Ottawa, Canada | AFP |
Canada on Friday called on domestic airlines to ensure that pilots show up for work sober, following recent arrests for drunkenness in cockpits.
“As a commercial air carrier authorized to carry passengers in Canada, you have an obligation to ensure that flight crew members are fit to fly when requiring them to carry out such responsibilities,” Transport Minister Marc Garneau said in a letter to carriers.
The minister said he was “very concerned” about an early morning incident in Calgary on December 31 when a Sunwing pilot was found passed out drunk in his cockpit before takeoff, with a hundred passengers onboard headed to Mexico.

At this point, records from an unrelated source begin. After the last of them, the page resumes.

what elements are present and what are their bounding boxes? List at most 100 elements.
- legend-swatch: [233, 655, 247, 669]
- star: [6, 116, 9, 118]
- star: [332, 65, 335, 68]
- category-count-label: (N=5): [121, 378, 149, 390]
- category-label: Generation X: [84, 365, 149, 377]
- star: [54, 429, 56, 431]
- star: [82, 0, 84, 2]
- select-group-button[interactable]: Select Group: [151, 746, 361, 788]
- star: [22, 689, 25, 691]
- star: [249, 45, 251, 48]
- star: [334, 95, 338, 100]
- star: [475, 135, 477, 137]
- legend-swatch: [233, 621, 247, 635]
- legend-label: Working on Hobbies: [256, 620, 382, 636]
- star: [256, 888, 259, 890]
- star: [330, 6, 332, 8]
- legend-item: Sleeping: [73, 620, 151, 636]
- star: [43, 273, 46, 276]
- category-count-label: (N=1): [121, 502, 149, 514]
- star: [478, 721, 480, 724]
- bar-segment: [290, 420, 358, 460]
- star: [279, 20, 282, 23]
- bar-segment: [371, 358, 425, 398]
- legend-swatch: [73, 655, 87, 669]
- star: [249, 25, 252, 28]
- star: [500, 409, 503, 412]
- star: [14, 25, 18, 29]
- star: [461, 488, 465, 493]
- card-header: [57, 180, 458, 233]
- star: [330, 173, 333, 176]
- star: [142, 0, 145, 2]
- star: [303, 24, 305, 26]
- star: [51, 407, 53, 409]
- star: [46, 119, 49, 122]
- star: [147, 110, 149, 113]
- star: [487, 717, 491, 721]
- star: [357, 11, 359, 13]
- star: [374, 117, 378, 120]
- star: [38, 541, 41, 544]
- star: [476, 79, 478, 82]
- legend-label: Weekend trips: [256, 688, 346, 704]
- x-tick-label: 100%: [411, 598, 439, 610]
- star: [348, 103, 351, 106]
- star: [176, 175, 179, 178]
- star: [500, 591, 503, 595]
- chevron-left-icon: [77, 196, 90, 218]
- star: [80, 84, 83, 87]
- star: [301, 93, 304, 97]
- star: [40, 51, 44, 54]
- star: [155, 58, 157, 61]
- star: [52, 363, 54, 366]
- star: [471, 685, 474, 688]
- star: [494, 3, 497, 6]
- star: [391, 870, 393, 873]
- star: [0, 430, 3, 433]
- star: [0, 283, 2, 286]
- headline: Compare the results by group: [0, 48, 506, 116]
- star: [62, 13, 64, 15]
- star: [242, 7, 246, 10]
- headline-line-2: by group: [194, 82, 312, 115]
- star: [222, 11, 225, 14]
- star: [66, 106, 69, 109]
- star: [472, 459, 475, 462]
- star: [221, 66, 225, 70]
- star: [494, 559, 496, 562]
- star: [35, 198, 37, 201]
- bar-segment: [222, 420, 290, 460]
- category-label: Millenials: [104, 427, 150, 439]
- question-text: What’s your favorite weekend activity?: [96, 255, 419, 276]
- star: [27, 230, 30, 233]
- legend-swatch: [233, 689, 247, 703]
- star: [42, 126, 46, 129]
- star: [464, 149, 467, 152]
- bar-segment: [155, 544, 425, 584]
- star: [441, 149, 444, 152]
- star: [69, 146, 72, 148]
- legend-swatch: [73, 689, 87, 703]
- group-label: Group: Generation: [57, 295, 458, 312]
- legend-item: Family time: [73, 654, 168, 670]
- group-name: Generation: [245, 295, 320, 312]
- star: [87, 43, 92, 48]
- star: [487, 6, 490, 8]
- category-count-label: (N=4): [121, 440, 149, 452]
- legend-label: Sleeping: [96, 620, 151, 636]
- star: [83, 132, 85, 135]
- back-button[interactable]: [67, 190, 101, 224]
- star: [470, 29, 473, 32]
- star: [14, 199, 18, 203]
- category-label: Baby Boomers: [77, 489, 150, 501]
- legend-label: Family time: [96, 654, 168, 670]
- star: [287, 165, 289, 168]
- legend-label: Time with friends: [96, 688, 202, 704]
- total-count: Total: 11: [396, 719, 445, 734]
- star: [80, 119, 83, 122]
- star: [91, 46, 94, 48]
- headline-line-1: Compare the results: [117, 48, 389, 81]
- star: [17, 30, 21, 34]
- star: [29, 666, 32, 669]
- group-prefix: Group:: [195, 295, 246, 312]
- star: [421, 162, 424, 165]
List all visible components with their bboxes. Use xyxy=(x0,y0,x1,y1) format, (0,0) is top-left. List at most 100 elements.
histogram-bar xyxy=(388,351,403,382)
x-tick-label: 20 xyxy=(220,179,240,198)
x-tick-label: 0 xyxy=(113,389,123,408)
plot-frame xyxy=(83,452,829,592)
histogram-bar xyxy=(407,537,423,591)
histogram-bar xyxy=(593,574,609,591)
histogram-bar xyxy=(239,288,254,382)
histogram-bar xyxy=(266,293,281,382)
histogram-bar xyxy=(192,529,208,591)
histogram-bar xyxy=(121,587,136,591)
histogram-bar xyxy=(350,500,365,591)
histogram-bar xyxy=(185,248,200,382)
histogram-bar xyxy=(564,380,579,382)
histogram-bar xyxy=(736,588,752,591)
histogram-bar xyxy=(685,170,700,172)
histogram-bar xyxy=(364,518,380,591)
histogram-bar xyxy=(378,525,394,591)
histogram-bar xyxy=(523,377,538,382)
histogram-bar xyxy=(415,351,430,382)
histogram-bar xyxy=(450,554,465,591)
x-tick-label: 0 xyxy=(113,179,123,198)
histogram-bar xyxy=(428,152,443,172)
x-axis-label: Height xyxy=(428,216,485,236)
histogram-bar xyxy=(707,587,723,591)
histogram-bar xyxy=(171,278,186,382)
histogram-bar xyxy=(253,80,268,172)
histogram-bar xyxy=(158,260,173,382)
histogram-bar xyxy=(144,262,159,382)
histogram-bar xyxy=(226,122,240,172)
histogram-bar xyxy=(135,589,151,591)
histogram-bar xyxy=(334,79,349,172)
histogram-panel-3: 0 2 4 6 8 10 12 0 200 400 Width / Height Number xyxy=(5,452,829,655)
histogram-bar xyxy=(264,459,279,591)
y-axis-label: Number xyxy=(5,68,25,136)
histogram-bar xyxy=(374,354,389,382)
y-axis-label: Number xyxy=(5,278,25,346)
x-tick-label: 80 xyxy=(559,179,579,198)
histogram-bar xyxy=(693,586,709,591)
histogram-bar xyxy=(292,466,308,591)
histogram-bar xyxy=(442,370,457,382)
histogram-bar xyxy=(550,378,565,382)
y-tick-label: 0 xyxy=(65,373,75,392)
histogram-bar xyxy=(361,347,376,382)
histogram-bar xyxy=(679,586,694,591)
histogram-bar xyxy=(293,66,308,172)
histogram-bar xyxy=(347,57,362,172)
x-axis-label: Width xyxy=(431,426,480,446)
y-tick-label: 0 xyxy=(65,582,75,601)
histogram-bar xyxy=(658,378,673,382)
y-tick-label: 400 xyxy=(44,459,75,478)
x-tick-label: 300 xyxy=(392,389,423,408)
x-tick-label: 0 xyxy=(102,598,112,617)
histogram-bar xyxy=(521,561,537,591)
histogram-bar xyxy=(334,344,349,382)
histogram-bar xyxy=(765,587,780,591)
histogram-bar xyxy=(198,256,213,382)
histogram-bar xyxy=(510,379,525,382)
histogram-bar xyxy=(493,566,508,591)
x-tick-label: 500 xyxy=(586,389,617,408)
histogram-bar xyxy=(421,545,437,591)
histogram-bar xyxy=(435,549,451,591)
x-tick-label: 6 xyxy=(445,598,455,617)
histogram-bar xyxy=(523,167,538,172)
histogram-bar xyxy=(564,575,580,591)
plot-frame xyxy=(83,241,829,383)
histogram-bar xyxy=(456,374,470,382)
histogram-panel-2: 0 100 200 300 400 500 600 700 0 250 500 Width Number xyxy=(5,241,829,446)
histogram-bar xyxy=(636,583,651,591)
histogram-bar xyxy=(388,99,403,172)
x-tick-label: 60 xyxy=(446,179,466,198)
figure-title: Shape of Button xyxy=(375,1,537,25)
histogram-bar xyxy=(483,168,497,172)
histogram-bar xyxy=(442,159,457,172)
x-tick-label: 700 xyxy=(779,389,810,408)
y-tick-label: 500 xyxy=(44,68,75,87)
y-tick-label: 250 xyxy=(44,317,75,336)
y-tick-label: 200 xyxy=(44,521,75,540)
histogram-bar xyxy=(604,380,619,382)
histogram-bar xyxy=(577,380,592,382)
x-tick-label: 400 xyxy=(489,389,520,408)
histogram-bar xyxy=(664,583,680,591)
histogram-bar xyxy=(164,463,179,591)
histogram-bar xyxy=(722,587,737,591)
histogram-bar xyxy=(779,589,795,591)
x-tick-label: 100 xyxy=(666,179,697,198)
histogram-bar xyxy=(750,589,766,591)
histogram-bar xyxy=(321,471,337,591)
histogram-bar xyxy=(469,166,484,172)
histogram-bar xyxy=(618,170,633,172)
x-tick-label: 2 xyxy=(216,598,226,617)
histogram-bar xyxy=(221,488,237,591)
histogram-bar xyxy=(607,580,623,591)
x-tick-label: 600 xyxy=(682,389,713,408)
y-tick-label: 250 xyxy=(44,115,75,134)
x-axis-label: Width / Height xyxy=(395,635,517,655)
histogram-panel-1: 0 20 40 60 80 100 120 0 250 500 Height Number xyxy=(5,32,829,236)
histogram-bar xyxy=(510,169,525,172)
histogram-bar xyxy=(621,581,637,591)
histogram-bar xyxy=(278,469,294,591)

The government reminded that it is a criminal offense for a flight crew to work withing eight hours of consuming alcohol or while under the influence.
Ottawa also noted that all Canadian airlines must follow civil aviation regulations and “ensure that their employees follow them.”
According to a transport ministry statement, Canada’s eight major airlines — which carry 90 percent of passengers in this country — have confirmed that they “have proper safety protocols in place to deal with alcohol and drug testing.”
The Sunwing pilot in question was arrested. At the time he was found to have three times the legal limit of alcohol in his blood to drive a car, or 0.08 percent.
Last July, two Air Transat pilots were arrested for drunkenness at the Glasgow airport in Scotland, shortly before the departure of their aircraft with 250 passengers on board.